Hooper formou-se na televisão e assinou a realização de um conjunto significativo de séries britânicas e John Adams para o HBO. Quanto aos filmes só lhe conhecemos The Damned United (Maldito United, 2007), o oscarizado The King’s Speech e este que agora se estreia, Les Misérables (Os Miseráveis, 2012). Vendo-os em perspectiva notamos uma progressão em termos de dimensão da produção: desde o filme sobre o treinador britânico Brian Clough até ao Jean Valjean de Victor Hugo, muita coisa mudou. Sinto que a cada filme, Hooper foi-se embasbacando com a dimensão do espectáculo que lhe passa diante dos olhos. Se The Damned se fazia quase todo nos mesmos cenários e com uma câmara quase sempre estática, dando espaço aos actores para se mostrarem, neste mais recente esforço a câmara muito raramente pára um instante e os actores parecem intimidados pelas correrias da máquina.
Alguém terá dito que a câmara persegue os actores como um daqueles cãezinhos irritantes que nos saltam aos joelhos e não nos largam por nada – nem mais. Da câmara-canina mal não viria ao mundo, o problema surge porque este é o filme que adapta o homónimo musical (já visto por mais de 60 milhões de pessoas em todo o mundo, em mais de 40 idiomas) ao cinema, com cenários e guarda roupas a condizer. Ou seja, por entre os folhos desta enorme empresa anda uma câmara meio destrambelhada que não sabe muito bem para onde há de apontar. Esse era já o grande problema de The King’s Speech: parece haver uma desadequação, não construtiva, entre o que se filma e a forma como se filma. Note-se, no entanto, que do choque entre o género e o meio não vem por si qualquer problema [veja-se Public Enemies (Inimigos Público, 2009)], a questão é que esse choque produz-se sem qualquer objectivo narrativo ou estético – o uso de enquadramentos invulgares no(s) filme(s) de Hooper não produz qualquer efeito de distendimento do enquadramento ou profundidade de campo, muito pelo contrário. Em Les Misérables ficamos com a sensação de que o próprio filme está maquilhado de forma exagerada; na tentativa de se tornar sedutor, mais parece uma velhinha demasiado pintada que senta ao nosso colo.

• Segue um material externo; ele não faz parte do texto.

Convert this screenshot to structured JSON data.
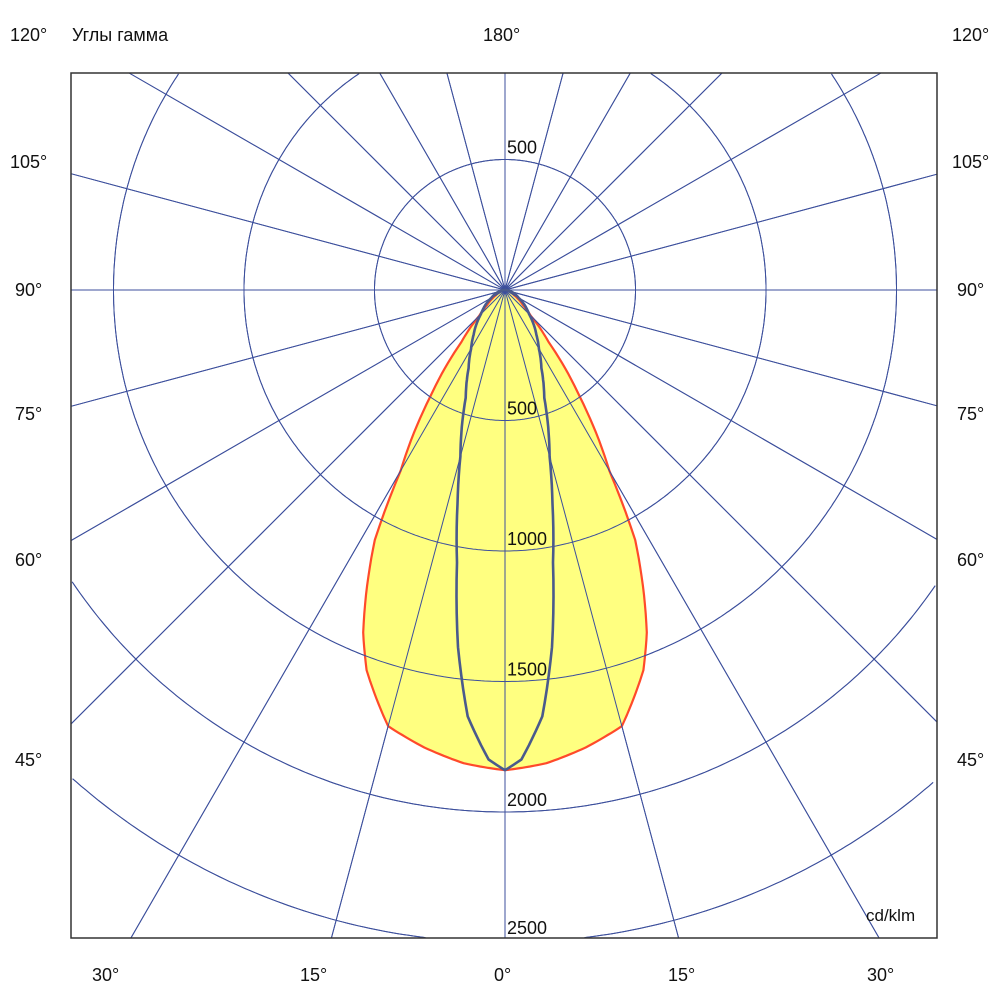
{
  "chart_data": {
    "type": "line",
    "projection": "polar",
    "title": "Углы гамма",
    "unit": "cd/klm",
    "radial_ticks": [
      500,
      1000,
      1500,
      2000,
      2500
    ],
    "radial_tick_labels": [
      "500",
      "1000",
      "1500",
      "2000",
      "2500"
    ],
    "radial_top_label": "500",
    "radial_grid_values": [
      500,
      1000,
      1500,
      2000,
      2500,
      3000
    ],
    "angle_grid_step_deg": 15,
    "angle_labels": {
      "top_center": "180°",
      "left": [
        "120°",
        "105°",
        "90°",
        "75°",
        "60°",
        "45°"
      ],
      "right": [
        "120°",
        "105°",
        "90°",
        "75°",
        "60°",
        "45°"
      ],
      "bottom": [
        "30°",
        "15°",
        "0°",
        "15°",
        "30°"
      ]
    },
    "grid": true,
    "colors": {
      "grid": "#3c4f9c",
      "fill": "#ffff80",
      "outline": "#ff4a2a",
      "curve2": "#4a5a8c",
      "frame": "#333333"
    },
    "series": [
      {
        "gamma_deg": [
          0,
          5,
          10,
          15,
          20,
          22.5,
          25,
          27.5,
          30,
          32.5,
          35,
          40,
          45,
          50,
          60,
          70,
          80,
          90
        ],
        "values": [
          1840,
          1820,
          1780,
          1730,
          1550,
          1420,
          1250,
          1080,
          800,
          650,
          500,
          260,
          140,
          90,
          40,
          20,
          8,
          0
        ],
        "style": "filled"
      },
      {
        "gamma_deg": [
          0,
          2,
          5,
          7.5,
          10,
          12.5,
          15,
          20,
          25,
          30,
          35,
          45,
          60,
          75,
          90
        ],
        "values": [
          1840,
          1800,
          1640,
          1380,
          1060,
          840,
          660,
          440,
          330,
          260,
          210,
          130,
          60,
          25,
          0
        ],
        "style": "line"
      }
    ]
  }
}
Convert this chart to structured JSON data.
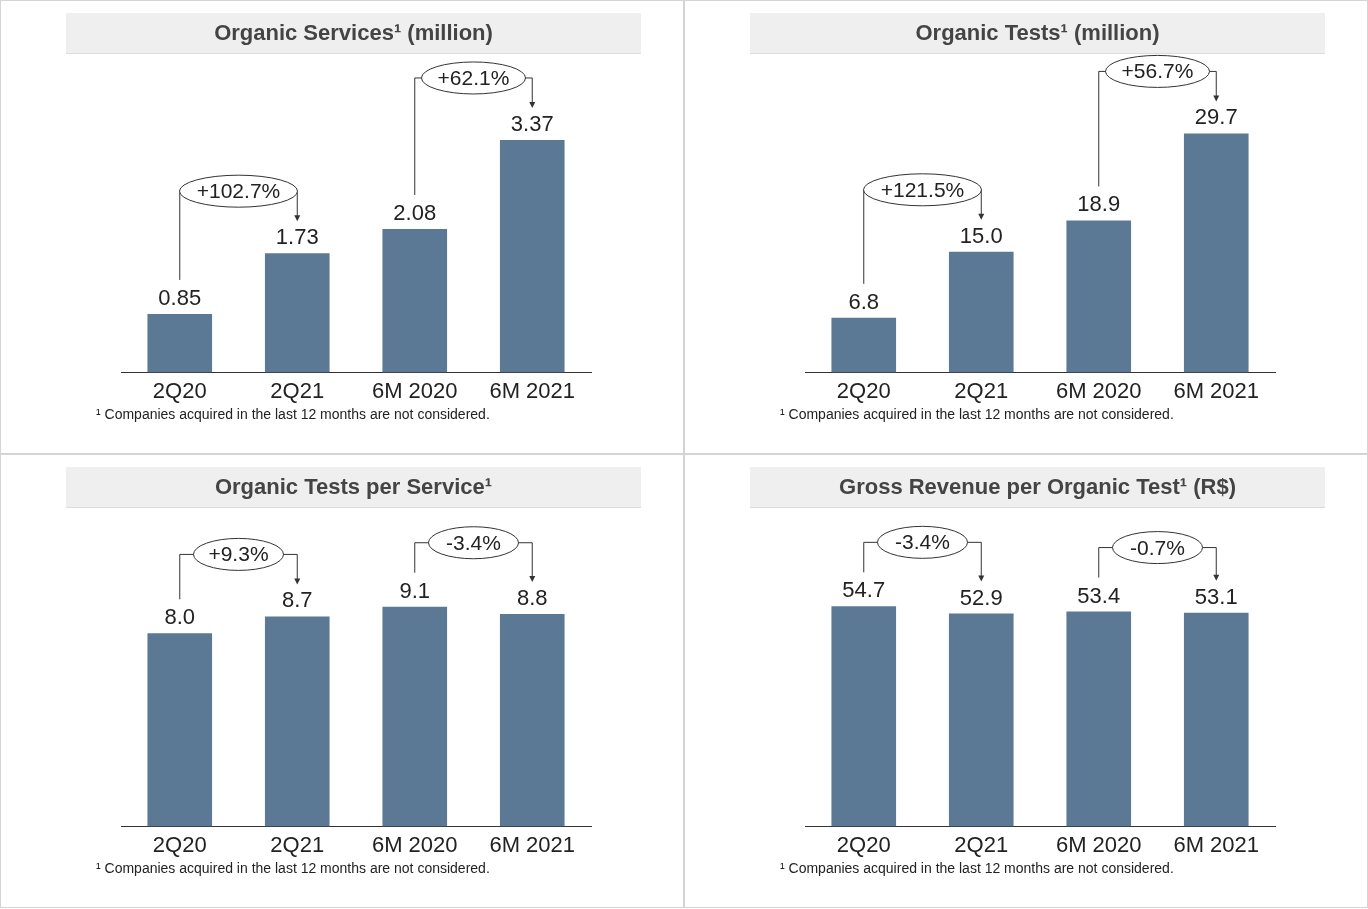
{
  "chart_data": [
    {
      "type": "bar",
      "title": "Organic Services¹ (million)",
      "categories": [
        "2Q20",
        "2Q21",
        "6M 2020",
        "6M 2021"
      ],
      "values": [
        0.85,
        1.73,
        2.08,
        3.37
      ],
      "color": "#5b7895",
      "value_labels": [
        "0.85",
        "1.73",
        "2.08",
        "3.37"
      ],
      "grid": false,
      "legend": false,
      "annotations": [
        "+102.7%",
        "+62.1%",
        "¹ Companies acquired in the last 12 months are not considered."
      ]
    },
    {
      "type": "bar",
      "title": "Organic Tests¹ (million)",
      "categories": [
        "2Q20",
        "2Q21",
        "6M 2020",
        "6M 2021"
      ],
      "values": [
        6.8,
        15.0,
        18.9,
        29.7
      ],
      "color": "#5b7895",
      "value_labels": [
        "6.8",
        "15.0",
        "18.9",
        "29.7"
      ],
      "grid": false,
      "legend": false,
      "annotations": [
        "+121.5%",
        "+56.7%",
        "¹ Companies acquired in the last 12 months are not considered."
      ]
    },
    {
      "type": "bar",
      "title": "Organic Tests per Service¹",
      "categories": [
        "2Q20",
        "2Q21",
        "6M 2020",
        "6M 2021"
      ],
      "values": [
        8.0,
        8.7,
        9.1,
        8.8
      ],
      "color": "#5b7895",
      "value_labels": [
        "8.0",
        "8.7",
        "9.1",
        "8.8"
      ],
      "grid": false,
      "legend": false,
      "annotations": [
        "+9.3%",
        "-3.4%",
        "¹ Companies acquired in the last 12 months are not considered."
      ]
    },
    {
      "type": "bar",
      "title": "Gross Revenue per Organic Test¹ (R$)",
      "categories": [
        "2Q20",
        "2Q21",
        "6M 2020",
        "6M 2021"
      ],
      "values": [
        54.7,
        52.9,
        53.4,
        53.1
      ],
      "color": "#5b7895",
      "value_labels": [
        "54.7",
        "52.9",
        "53.4",
        "53.1"
      ],
      "grid": false,
      "legend": false,
      "annotations": [
        "-3.4%",
        "-0.7%",
        "¹ Companies acquired in the last 12 months are not considered."
      ]
    }
  ]
}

Mas tomara que fosse esta a única inabilidade de Hopper. O problema maior vem da forma moralista como se tratam as personagens. Hathaway é a pobrezinha (a arruinada da vida), Crowe é o mauzão inquebrável, Jackman é o convertido e santificado mártir, depois há o revolucionário, o apaixonado a inocentinha e os trafulhas (Sacha Baron Cohen e Helena Bonham Carter, que conseguem concretizar o burlesco que todos os outros temem encarar). Cada actor representa um boneco e cada boneco tem a sua cor: Jackman é invariavelmente enquadrado com um crucifixo – há duas cenas de particular mau gosto simbólico: uma em que se vê obrigado a carregar a bandeira de França como se de uma cruz se tratasse; a segunda quando encontra pela primeira vez o pretendente da filha e, com um olho gigante pintado na parede ao fundo, canta, como se o olho divino o estivesse sempre protegendo (e como o espectador ainda não terá percebido, lá no final vêm-nos dizer que ele era um santo). Por outro lado, Crowe é filmado quase sempre num local de desequilíbrio (no beiral de uma ponte ou de um monumento alto), como que a dar a entender que ele vai cair – olhem que ele vai cair. E podíamos continuar.
Mas durando o filme mais de duas horas e meia, há momentos muito dignos: o já muito referido plano único da performance de Hathaway (lá está, quando a câmara se acalma um pouco), em que a actriz canta (todos os actores cantam em directo no filme) sozinha para a câmara, num estado de entrega total à personagem (“She devours the song, the scene, the movie, and turns her astonishing, cavernous mouth into a vision of the void“). Sinto que Les Misérables sofre de um enorme erro de casting, não dos actores, mas do próprio realizador, que não tem estofo para coser todas as personagens e épocas que o source material exigia.